Trente jours en autonomie complète dans une région jamais explorée du globe: Métro suit les aventuriers montréalais d’XP Antarctik tout au long de leur épopée.

Les montagnes du continent blanc pointent à l’horizon. À bord du Spirit of Sydney règne un mélange d’excitation et de sérénité. Les membres de l’expédition, partis deux semaines plus tôt de Montréal, s’apprêtent à toucher enfin une terre longuement convoitée. Les quelques obstacles rencontrés en chemin relèvent sans doute de l’anecdote comparés à ce qui attend maintenant l’équipe.

Première mission sur la terre ferme: cacher de la nourriture et du matériel de secours proche de l’endroit où le bateau récupèrera l’équipe dans quelques semaines. On en profite pour relever les coordonnées GPS exactes. Le voilier se dirige ensuite vers le point de départ, où il faut presque trois heures à l’équipe pour débarquer son matériel. La température est douce, autour de zéro. On en profite pour vérifier l’équipement une dernière fois. Avec rigueur: il en va de leur survie quand ils progresseront vers des sommets jamais atteints, dans des conditions météorologiques certainement plus éprouvantes. Les six membres ont amorcé l’expédition par une première journée de huit heures de marche.

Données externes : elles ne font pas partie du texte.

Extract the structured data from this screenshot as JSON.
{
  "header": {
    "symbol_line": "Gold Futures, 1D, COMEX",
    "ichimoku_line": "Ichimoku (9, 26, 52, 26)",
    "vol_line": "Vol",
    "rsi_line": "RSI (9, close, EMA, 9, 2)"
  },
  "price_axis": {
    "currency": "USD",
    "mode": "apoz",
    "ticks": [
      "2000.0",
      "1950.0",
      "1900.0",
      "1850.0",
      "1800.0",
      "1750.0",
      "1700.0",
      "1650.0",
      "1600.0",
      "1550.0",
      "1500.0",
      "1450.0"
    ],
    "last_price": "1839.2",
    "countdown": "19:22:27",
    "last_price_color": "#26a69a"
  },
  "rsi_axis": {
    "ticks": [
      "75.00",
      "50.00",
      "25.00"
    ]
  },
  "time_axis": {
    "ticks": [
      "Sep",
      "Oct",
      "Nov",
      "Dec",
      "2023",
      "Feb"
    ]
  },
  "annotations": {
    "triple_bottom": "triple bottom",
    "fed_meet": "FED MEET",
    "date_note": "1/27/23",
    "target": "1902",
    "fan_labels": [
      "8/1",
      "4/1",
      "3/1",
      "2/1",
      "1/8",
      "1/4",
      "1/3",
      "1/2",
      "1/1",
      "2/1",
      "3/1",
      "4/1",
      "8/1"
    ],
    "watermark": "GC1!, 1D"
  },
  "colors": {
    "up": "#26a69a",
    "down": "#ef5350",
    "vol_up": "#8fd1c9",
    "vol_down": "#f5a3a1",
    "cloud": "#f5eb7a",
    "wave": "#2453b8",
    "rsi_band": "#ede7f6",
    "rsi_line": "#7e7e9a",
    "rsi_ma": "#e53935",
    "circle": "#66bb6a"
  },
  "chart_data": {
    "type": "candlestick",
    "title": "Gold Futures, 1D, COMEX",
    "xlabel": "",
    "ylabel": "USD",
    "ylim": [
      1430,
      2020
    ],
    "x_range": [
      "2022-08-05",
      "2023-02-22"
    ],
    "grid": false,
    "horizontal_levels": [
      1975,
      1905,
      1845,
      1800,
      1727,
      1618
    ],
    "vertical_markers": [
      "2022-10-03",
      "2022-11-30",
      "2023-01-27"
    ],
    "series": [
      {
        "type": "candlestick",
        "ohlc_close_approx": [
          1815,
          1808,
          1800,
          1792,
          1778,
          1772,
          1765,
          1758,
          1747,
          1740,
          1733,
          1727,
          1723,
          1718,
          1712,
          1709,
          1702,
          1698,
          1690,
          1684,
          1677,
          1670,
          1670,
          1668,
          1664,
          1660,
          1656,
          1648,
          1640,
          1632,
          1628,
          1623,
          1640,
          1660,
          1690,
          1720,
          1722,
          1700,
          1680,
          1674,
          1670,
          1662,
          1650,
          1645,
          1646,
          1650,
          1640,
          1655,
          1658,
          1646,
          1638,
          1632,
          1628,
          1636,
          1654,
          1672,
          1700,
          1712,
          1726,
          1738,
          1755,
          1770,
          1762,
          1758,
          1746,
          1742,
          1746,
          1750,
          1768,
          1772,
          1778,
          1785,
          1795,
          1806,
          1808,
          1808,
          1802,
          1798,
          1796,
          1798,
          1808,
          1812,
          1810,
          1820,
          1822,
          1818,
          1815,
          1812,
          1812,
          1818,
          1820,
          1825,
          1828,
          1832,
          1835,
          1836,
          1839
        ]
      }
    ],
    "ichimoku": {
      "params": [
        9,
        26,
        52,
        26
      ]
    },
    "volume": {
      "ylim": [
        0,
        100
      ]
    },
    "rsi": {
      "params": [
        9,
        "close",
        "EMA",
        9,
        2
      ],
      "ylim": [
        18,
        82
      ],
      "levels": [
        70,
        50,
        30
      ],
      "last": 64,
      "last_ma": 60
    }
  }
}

Après la traversée d’un plateau, c’est une chaîne de montagnes inexplorée qui les attend.

Une semaine auparavant, le Spirit of Sydney levait les voiles en direction de la péninsule Antarctique, accompagné par un banc de dauphins. Le redouté passage Drake s’était montré clément. Le vent et des vagues de 3 à 4 mètres secouaient le bateau, mais il a été épargné par les légendaires tempêtes du passage réputé pour être le plus tumultueux de la planète. L’équipage, malade pour la plupart d’entre eux, se remémorait alors les mots de Mylène Paquette, qui soutient le projet. Sa traversée de l’Atlantique à la rame en solitaire lui a appris de précieuses leçons, dont la règle des 3F. Faim, froid et fatigue sont à proscrire. Les premiers jours nauséeux s’estompent finalement, sans avoir ébranlé le moral de l’équipe. À bord, on veille à tour de rôle pour faire avancer le voilier, cuisiner et guetter les icebergs. Au sortir du passage Drake, c’est un banc de baleines à bosses qui accueille l’expédition.

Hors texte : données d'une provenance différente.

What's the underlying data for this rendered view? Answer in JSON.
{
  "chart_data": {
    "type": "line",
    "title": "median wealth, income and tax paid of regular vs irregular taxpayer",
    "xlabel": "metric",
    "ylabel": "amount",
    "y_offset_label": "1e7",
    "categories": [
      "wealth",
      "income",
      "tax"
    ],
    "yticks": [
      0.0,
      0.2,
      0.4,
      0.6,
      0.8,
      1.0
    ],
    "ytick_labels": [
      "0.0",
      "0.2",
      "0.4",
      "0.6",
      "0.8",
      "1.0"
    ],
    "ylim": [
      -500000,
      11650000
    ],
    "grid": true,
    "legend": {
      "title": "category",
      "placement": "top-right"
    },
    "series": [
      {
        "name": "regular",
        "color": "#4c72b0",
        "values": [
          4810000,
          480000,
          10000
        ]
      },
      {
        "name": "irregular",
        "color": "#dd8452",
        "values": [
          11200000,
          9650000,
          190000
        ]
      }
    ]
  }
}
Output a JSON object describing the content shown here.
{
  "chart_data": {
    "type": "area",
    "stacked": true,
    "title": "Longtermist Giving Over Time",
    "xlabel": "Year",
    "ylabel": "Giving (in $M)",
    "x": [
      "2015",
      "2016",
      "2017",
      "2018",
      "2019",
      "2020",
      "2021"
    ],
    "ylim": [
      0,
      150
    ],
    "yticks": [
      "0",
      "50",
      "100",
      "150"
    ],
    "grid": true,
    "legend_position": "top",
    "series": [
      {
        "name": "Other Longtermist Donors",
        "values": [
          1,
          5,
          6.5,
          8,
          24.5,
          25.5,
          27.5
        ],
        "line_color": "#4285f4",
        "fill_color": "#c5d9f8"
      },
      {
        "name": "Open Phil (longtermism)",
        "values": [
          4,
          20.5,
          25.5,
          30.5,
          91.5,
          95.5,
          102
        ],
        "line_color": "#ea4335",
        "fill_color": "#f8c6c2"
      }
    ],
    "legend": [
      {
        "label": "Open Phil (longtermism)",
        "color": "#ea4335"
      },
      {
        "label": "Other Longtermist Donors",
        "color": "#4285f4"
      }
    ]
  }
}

Avant de prendre le large, l’équipe a passé une semaine à peaufiner les préparatifs depuis Ushuaia. Rencontre avec les deux capitaines du voilier, et chasse aux 45 litres de combustible nécessaires à leur survie lors de l’expédition. Il est notoire, pour les aventuriers qui passent par cette région, que se procurer du combustible relève du défi. Face à la pénurie, on teste sans succès la vodka et le diluant pour peinture. C’est finalement un mécanicien de l’aéroport qui les met sur la piste du carburant pour avions et hélicoptères.

Rodée aux imprévus de toute sorte, l’équipe déjoue les obstacles sans peine. Au départ de Montréal, c’est avec les douanes qu’il a fallu négocier pour passer les 250 kg de matériel. Dont des bagages à main pesant dans les 35 kg. Les compagnies aériennes limitent la taille des bagages en cabine, pas le poids. Elles partent du principe que les passagers doivent pouvoir porter leurs sacs. Pour les aventuriers entraînés depuis des mois en prévision de l’expédition, 35 kg sur le dos, c’est de la routine.

Prochain rendez-vous: le 3 mars!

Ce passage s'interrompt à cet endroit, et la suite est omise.